Pressure from the Trump administration is not the only challenge facing Apple. Sales for its latest fiscal year, which ended September 24, 2016, fell to $215.6 billion from $233.7 billion in fiscal 2015. There is concern that the market is increasingly saturated for mobile phones such as the iPhone, which accounts for 60% of Apple sales. Moreover, observers point to differentiation diminishing between that iconic device and competitors’ phones.

That leads to another criticism – that in the post-Steve Jobs era, Apple has lost some of its innovation edge. Some observers claim that while Apple has produced a steady stream of incremental improvements to its iPhone and other products, it has failed to develop its “next big thing.” The firm’s only major new product in recent years, the Apple Watch, has failed to cause much impact. Some say the reason for this lies with CEO Tim Cook.

Tech entrepreneur and educator Steve Blank, for instance, wrote on his blog that while Jobs was a disruptive visionary, Cook is a master of execution.

“The problem is that a supply chain CEO who lacks a passion for products and has yet to articulate a personal vision of where…Apple will go is ill equipped to make the right organizational, business model and product bets to bring those to market,” Blank wrote.

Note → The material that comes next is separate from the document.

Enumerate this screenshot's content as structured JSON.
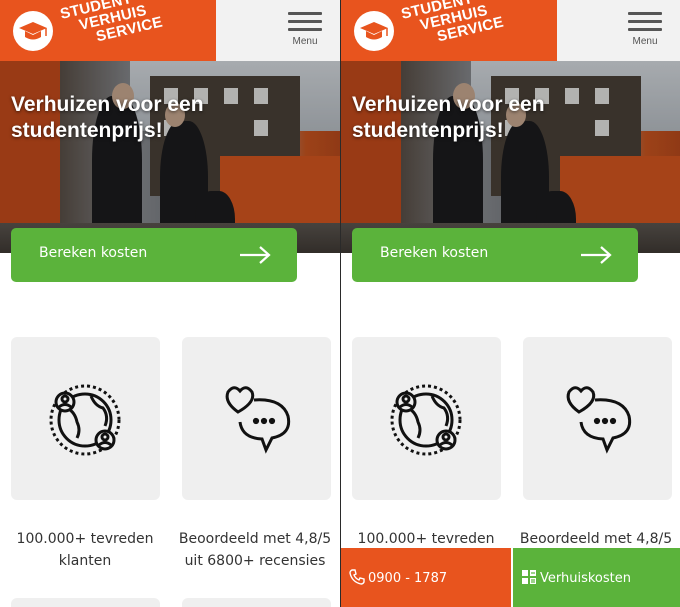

Apple’s innovation suffered the first time Jobs left the company, notes George Haley, a professor of Marketing and director of the Center for International Industry Competitiveness at the University of New Haven. But Haley says the problem lies less with Cook than it does with Apple’s decision to outsource its manufacturing from the U.S. He says over time, outsourcing from its own factories to suppliers in China has eroded Apple’s ability to innovate. Moreover, he warns that Apple is dependent on Chinese manufacturing and that could be perilous at a time when government leaders have said they want China to become the leader in mobile communications.

Still, there are signs that Apple may be looking at ways to mitigate the risk of being so heavily dependent on Chinese manufacturing. Apple is negotiating with the Indian government to produce iPhones there, reportedly through Wistron Corp. India is a rapidly growing market which Apple has barely tapped but it also provides the tech giant with a new and perhaps more predictable manufacturing base.

In addition to the manufacturing of its high-end Mac Pro computers at a factory operated by Flextronics in Austin, Texas, Apple appears to be gearing up to manufacture servers for its growing cloud business. According to a Business Insider report, Apple will manufacture servers at a Mesa, Ariz., facility it has leased and use the servers at the Mesa facility and at its other data centers.

Do these limited moves indicate a return for Apple to volume manufacturing in the United States? As always, the company is tight-lipped about its future plans. The answer to that question may well depend on the business conditions that President Trump and the Republican-controlled Congress establish in the coming months.